No entanto, economistas e o próprio BC garantem: a situação é confortável. Para entender o porquê, é preciso olhar para quem pagou essa conta.
Traduzindo o “Economês”: O que aconteceu?
Imagine o orçamento de uma família. O Brasil teve um “gasto” maior do que a “renda” nas suas trocas diárias com o mundo (comércio, serviços, viagens, remessa de lucros). Esse buraco foi de US$ 68,7 bilhões (cerca de 3% do PIB).
Porém, para cobrir esse valor, o país não precisou pegar dinheiro emprestado no cheque especial (juros altos) nem vender as joias da família (queimar reservas). O dinheiro veio de Investimento Direto no País (IDP).

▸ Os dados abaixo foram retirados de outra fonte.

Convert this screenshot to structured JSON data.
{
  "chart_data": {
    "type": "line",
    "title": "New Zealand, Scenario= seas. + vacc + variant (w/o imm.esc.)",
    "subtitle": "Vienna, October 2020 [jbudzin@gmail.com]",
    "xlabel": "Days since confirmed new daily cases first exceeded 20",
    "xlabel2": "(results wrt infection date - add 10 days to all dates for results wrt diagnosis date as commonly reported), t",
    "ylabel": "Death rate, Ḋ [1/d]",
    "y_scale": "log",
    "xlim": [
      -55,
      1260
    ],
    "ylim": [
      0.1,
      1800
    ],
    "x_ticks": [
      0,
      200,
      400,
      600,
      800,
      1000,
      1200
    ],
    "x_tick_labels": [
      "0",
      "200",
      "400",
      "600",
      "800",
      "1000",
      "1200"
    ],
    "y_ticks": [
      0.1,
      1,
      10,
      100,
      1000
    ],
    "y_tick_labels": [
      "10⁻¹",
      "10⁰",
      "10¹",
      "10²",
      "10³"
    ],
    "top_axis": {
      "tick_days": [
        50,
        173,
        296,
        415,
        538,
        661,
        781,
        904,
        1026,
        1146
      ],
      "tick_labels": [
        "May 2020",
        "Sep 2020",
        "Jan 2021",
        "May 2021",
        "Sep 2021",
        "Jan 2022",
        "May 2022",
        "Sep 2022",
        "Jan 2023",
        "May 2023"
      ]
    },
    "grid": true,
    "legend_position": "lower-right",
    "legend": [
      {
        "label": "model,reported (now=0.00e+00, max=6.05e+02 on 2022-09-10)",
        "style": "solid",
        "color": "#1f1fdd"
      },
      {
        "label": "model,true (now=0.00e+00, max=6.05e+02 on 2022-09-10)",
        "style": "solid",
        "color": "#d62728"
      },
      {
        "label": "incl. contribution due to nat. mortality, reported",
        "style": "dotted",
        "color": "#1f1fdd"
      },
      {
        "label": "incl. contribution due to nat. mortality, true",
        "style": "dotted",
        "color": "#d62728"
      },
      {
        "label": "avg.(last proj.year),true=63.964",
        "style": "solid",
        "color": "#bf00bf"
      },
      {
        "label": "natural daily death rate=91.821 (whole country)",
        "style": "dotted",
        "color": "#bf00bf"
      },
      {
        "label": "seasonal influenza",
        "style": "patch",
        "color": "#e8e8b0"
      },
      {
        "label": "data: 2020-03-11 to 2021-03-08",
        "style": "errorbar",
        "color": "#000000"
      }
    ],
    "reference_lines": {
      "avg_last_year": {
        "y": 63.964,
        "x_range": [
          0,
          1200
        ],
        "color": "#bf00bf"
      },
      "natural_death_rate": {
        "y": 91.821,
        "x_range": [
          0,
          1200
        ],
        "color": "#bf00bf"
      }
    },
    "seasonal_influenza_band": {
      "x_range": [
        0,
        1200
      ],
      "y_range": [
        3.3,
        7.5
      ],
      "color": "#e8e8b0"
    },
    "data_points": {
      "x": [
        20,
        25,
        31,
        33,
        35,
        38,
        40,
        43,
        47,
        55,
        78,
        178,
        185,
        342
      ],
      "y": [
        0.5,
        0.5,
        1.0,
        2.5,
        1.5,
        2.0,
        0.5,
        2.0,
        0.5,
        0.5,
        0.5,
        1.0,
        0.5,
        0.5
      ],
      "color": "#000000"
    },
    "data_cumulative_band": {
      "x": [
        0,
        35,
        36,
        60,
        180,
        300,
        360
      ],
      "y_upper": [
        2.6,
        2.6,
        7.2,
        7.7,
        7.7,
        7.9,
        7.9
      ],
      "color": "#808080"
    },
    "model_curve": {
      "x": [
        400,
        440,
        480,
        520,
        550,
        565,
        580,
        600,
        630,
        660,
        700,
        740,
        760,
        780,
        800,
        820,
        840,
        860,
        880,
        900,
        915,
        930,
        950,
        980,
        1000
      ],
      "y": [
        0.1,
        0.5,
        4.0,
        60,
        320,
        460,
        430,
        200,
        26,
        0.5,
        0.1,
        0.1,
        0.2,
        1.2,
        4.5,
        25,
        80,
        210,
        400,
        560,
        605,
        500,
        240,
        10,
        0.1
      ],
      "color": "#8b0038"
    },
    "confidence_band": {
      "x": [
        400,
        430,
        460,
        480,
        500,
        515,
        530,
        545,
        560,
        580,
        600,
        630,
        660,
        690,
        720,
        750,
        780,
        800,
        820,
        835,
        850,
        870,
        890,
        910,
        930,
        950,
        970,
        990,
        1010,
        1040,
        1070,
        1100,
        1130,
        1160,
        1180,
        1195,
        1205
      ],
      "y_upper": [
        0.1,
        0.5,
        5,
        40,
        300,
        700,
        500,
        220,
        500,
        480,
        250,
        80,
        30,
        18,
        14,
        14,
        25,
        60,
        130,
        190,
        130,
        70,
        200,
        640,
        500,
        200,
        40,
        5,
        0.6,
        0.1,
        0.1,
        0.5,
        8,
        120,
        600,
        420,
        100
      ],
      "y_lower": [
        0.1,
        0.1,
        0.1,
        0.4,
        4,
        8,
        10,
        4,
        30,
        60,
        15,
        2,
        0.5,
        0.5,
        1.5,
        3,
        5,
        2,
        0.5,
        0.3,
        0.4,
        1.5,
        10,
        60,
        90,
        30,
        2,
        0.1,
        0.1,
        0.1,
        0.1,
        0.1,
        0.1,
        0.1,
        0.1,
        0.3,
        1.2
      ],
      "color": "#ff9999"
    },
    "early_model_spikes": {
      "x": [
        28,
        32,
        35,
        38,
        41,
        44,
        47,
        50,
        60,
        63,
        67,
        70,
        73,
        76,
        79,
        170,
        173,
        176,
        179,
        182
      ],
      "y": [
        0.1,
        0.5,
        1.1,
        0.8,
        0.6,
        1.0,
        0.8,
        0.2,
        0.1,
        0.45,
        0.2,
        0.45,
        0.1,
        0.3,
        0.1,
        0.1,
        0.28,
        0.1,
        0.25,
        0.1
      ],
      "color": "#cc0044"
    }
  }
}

Por que o investimento “salva” a conta?
O IDP é considerado um “capital de qualidade”. É o dinheiro que empresas estrangeiras trazem para o Brasil não para especular na bolsa, mas para produzir: abrir filiais, construir fábricas, comprar maquinário ou aumentar participação em empresas. É um dinheiro que entra para ficar a longo prazo.
A conta fecha no azul da seguinte forma:
- O Déficit: Precisávamos cobrir US$ 68,7 bilhões.
- O Financiamento: Estrangeiros investiram US$ 77,6 bilhões no setor produtivo brasileiro em 2025.
Ou seja: entrou mais dinheiro de investimento fixo do que saiu para cobrir o déficit. Fernando Rocha, chefe do Departamento de Estatísticas do BC, resume: “Isso reafirma uma situação de contas externas bastante sólidas”.
O que pesou na balança?
Para chegar a esse resultado, alguns fatores foram decisivos:
- Comércio Forte: O Brasil bateu recorde tanto em exportações quanto em importações, mostrando uma economia aquecida e integrada ao mundo. O saldo comercial foi positivo em quase US$ 60 bilhões.
- Viagens: Com a economia estável, o brasileiro voltou a viajar. Gastamos US$ 21,7 bilhões lá fora, enquanto gringos gastaram US$ 7,8 bilhões aqui (um recorde histórico, mas ainda insuficiente para equilibrar essa conta específica).
- Efeito “Bets”: Uma curiosidade contábil ajudou. Como as casas de apostas online agora são obrigadas a ter sede no Brasil, o dinheiro das apostas parou de ser contado como remessa para o exterior, reduzindo o déficit em serviços culturais.
Colchão de Segurança
Além de o déficit ser totalmente financiado por investimentos produtivos, o Brasil ainda conta com um “seguro” robusto. As reservas internacionais (dólares guardados pelo BC para emergências) terminaram 2025 em US$ 358,2 bilhões, um aumento significativo em relação ao ano anterior.
Em resumo: o Brasil gastou mais no exterior, mas atraiu ainda mais sócios dispostos a investir na produção nacional, mantendo a casa em ordem e com dinheiro em caixa.